The best way to reduce the chances of hacking is to limit the attack area. By giving less space to hackers, the chances of them attacking you are reduced.
"Information about you is the key to a successful attack, so minimizing your personal internet data will push the attacker into the next less fortunate victim," says Moore. If your accounts have been compromised once and are being attacked by an organized group, you are more likely to be targeted again.
When thinking about your online presence, you need to consider how much information you share there. "When you post your photos on Instagram, or post on Facebook or tweet about your site, people can take these things and use them against you."
In practice, there is a lot that can be done to create online accounts. Everyone needs to use a password manager to create and maintain unique, strong passwords. No one should use the same password on many sites, even if you realize that the risk of hacking is low.
If one of your accounts has been compromised, you should check the other online accounts you use by updating your passwords and checking your security settings. When updating accounts you should also use complex security questions where possible and the answers should be something only you know.

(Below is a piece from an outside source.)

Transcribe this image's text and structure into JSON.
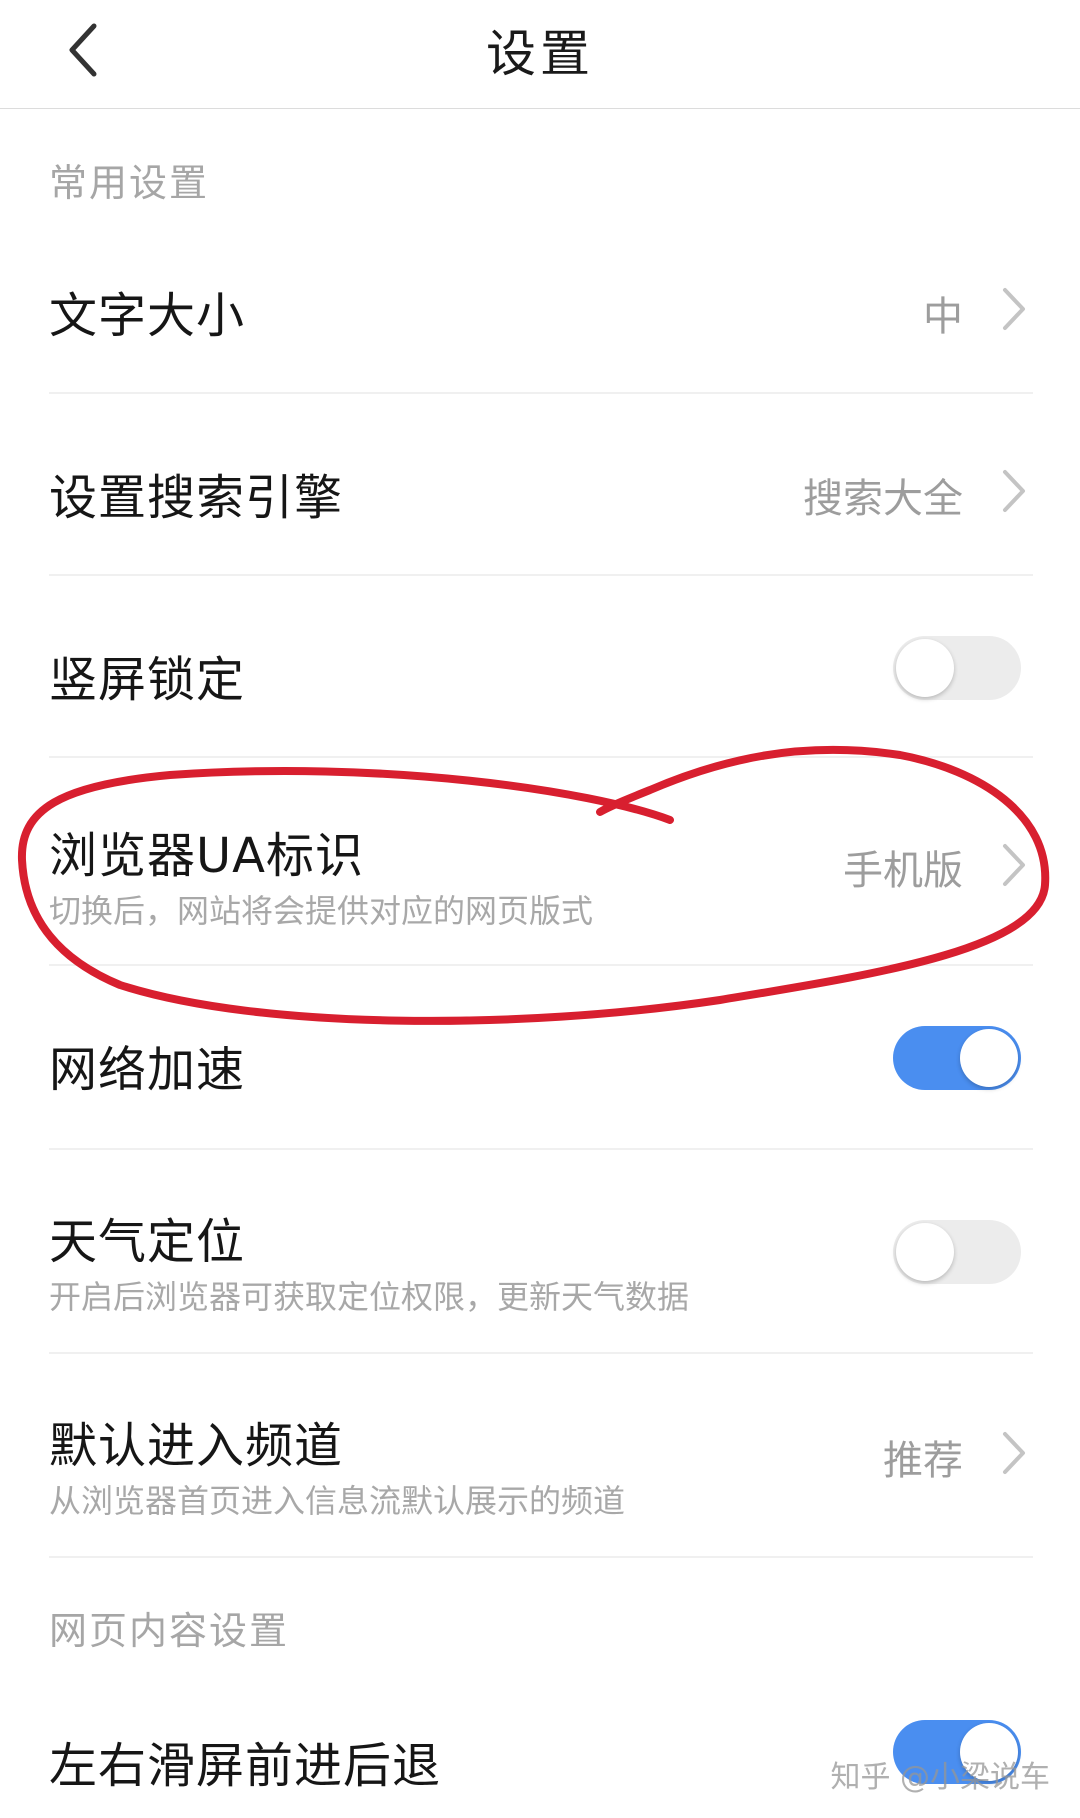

In addition to a password manager, multi-factor authentication (MFA) should be enabled for as many sites and services as possible. This is one of the most effective ways to protect your accounts from hacking. The most common type of MFA is two-factor authentication, which requires another piece of information, above your password, to connect to a service. Usually this is a message SMS, an authentication application or a physical security key.
For people with higher levels of threat there are many additional measures that can be taken. To increase your online privacy and anonymity, you can use a program VPN, Tor or Google Advanced Protection.